The U.S. economy gained 155,000 jobs in November, and unemployment was unchanged at 3.7%, according to figures released this morning by the U.S. Bureau of Labor Statistics. The labor market can be a leading indicator for the economy. Soft wage growth has been accompanied by weaker auto sales than typical for this low level of unemployment, leading General Motors to plan plant closings, and slowing home sales point to stresses for workers and the household sector of the economy.
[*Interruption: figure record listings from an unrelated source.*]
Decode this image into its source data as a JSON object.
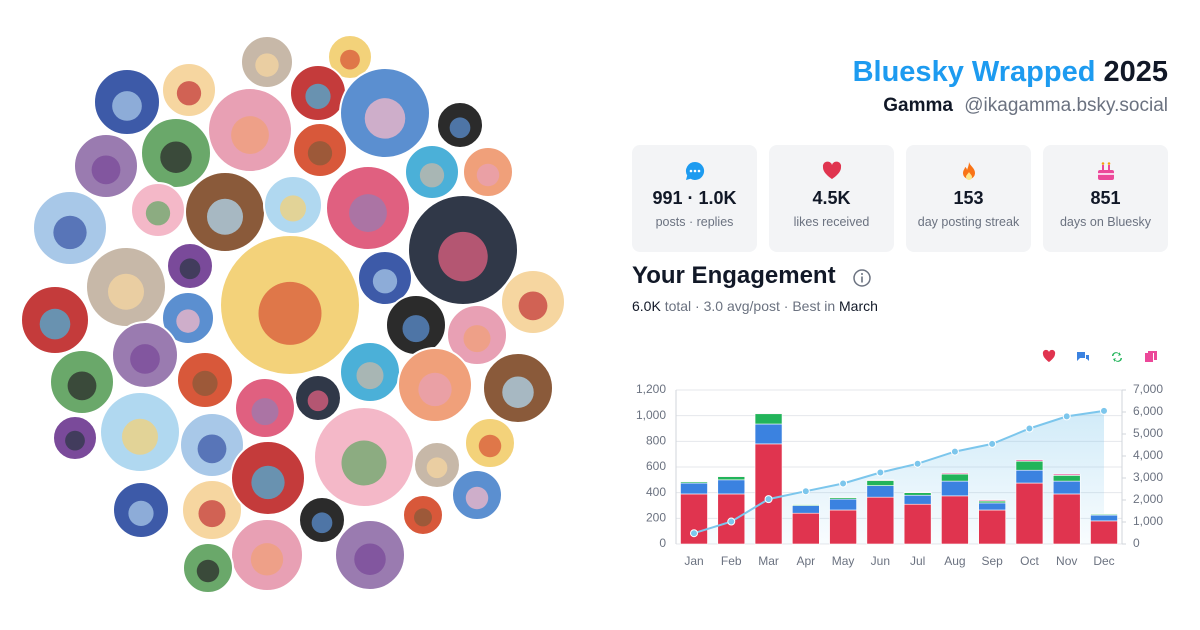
{
  "header": {
    "title": "Bluesky Wrapped",
    "year": "2025",
    "name": "Gamma",
    "handle": "@ikagamma.bsky.social"
  },
  "stats": [
    {
      "value": "991 · 1.0K",
      "label": "posts · replies"
    },
    {
      "value": "4.5K",
      "label": "likes received"
    },
    {
      "value": "153",
      "label": "day posting streak"
    },
    {
      "value": "851",
      "label": "days on Bluesky"
    }
  ],
  "engagement": {
    "title": "Your Engagement",
    "total": "6.0K",
    "summary": "total · 3.0 avg/post · Best in",
    "best": "March"
  },
  "chart_data": {
    "type": "bar",
    "stacked": true,
    "grid": true,
    "categories": [
      "Jan",
      "Feb",
      "Mar",
      "Apr",
      "May",
      "Jun",
      "Jul",
      "Aug",
      "Sep",
      "Oct",
      "Nov",
      "Dec"
    ],
    "series": [
      {
        "color": "#e0344f",
        "values": [
          390,
          390,
          780,
          240,
          265,
          365,
          310,
          375,
          265,
          475,
          390,
          180
        ]
      },
      {
        "color": "#3b82e0",
        "values": [
          85,
          110,
          155,
          60,
          85,
          90,
          70,
          115,
          55,
          100,
          100,
          45
        ]
      },
      {
        "color": "#22b45a",
        "values": [
          10,
          25,
          80,
          8,
          12,
          40,
          20,
          55,
          15,
          70,
          45,
          7
        ]
      },
      {
        "color": "#ec4899",
        "values": [
          3,
          5,
          5,
          2,
          3,
          5,
          5,
          8,
          8,
          10,
          10,
          2
        ]
      },
      {
        "type": "line",
        "axis": "y2",
        "color": "#7cc6ec",
        "values": [
          490,
          1020,
          2040,
          2400,
          2750,
          3250,
          3650,
          4200,
          4550,
          5250,
          5800,
          6050
        ]
      }
    ],
    "ylim": [
      0,
      1200
    ],
    "yticks": [
      0,
      200,
      400,
      600,
      800,
      {
        "value": 1000,
        "label": "1,000"
      },
      {
        "value": 1200,
        "label": "1,200"
      }
    ],
    "y2lim": [
      0,
      7000
    ],
    "y2ticks": [
      0,
      {
        "value": 1000,
        "label": "1,000"
      },
      {
        "value": 2000,
        "label": "2,000"
      },
      {
        "value": 3000,
        "label": "3,000"
      },
      {
        "value": 4000,
        "label": "4,000"
      },
      {
        "value": 5000,
        "label": "5,000"
      },
      {
        "value": 6000,
        "label": "6,000"
      },
      {
        "value": 7000,
        "label": "7,000"
      }
    ]
  }
}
The Federal Reserve needs to move with great caution and hold off on more rate increases.
In response to the November job numbers, AFL-CIO Chief Economist William Spriggs tweeted:
#JobReport Payroll employment up 155,000 in November, unemployment rate steady at 3.7% Over the year, wages were up 3.1% not impressive enough numbers for the @federalreserve to maintain increasing interest rates @AFLCIO— William E. Spriggs (@WSpriggs) December 7, 2018
#JobsReport Labor Force Participation rates remain flat overall, the Black and white rates remain similar, both near 62.2% for Blacks 62.9% for whites. @AFLCIO @rolandsmartin pic.twitter.com/1s8Rt1wCA4— William E. Spriggs (@WSpriggs) December 7, 2018
A look at the question of structural unemployment issues: unemployment rate falls for high school dropouts to 5.6%, and high school grads to 3.5%, while it edges up for college (less than bachelors) 3.0 to 3.1 and bachelor's (or more) 2.0 to 2.2% #JobsReport @AFLCIO— William E. Spriggs (@WSpriggs) December 7, 2018
A look at structural unemployment questions: Here's the recent history of unemployment rates for computer related occupations--very strong cyclical component and little different from just college educated workers, generally. #JobsReport @AFLCIO pic.twitter.com/49hbSKJQiA— William E. Spriggs (@WSpriggs) December 7, 2018
#JobsReport A quick graphical summary of job gains (losses) by industry and earnings (thanks @BLS_gov ) only losing industries were above average wages, biggest gains were below average wage industries @AFLCIO pic.twitter.com/EqkxniZ6cd— William E. Spriggs (@WSpriggs) December 7, 2018
We won't grow as a nation if we don't increase public investment in education, these declines in state and local education are not good signs for the future @AFTunion @AFLCIO @AFSCME #JobsReport pic.twitter.com/Rx7URL4jgo— William E. Spriggs (@WSpriggs) December 7, 2018
GM layoffs are yet to come, but auto sector already shows weakness, down 800 in November and 1,800 over the year, @UAW @AFLCIO #JobsReport This is an interest sensitive industry the @federalreserve needs to be watching more closely— William E. Spriggs (@WSpriggs) December 7, 2018
Bad sign, @IWPResearch @HeidiatIWPR : Last month, more unemployed women dropped out of the labor force (811.000) than found work (731,000) -- reversing recent trend and opposite the success of men #JobsReport @AFLCIO https://t.co/IPzxmzhpO2— William E. Spriggs (@WSpriggs) December 7, 2018
Last month's biggest job gains were in health care (32,000), professional and business services (32,000), manufacturing (27,000), transportation and warehousing (25,000) and retail trade (18,000). Employment in other major industries—including mining, construction, wholesale trade, information, financial activities, leisure and hospitality, and government—showed little change over the month.
Among the major worker groups, the unemployment rates for teenagers (12%), blacks (5.9%), Hispanics (4.5%), adult women (3.4%), whites (3.4%), adult men (3.3%) and Asians (2.7%) showed little or no change in November.
The number of long-term unemployed (those jobless for 27 weeks or more) declined slightly in November and accounted for 20.8% of the unemployed.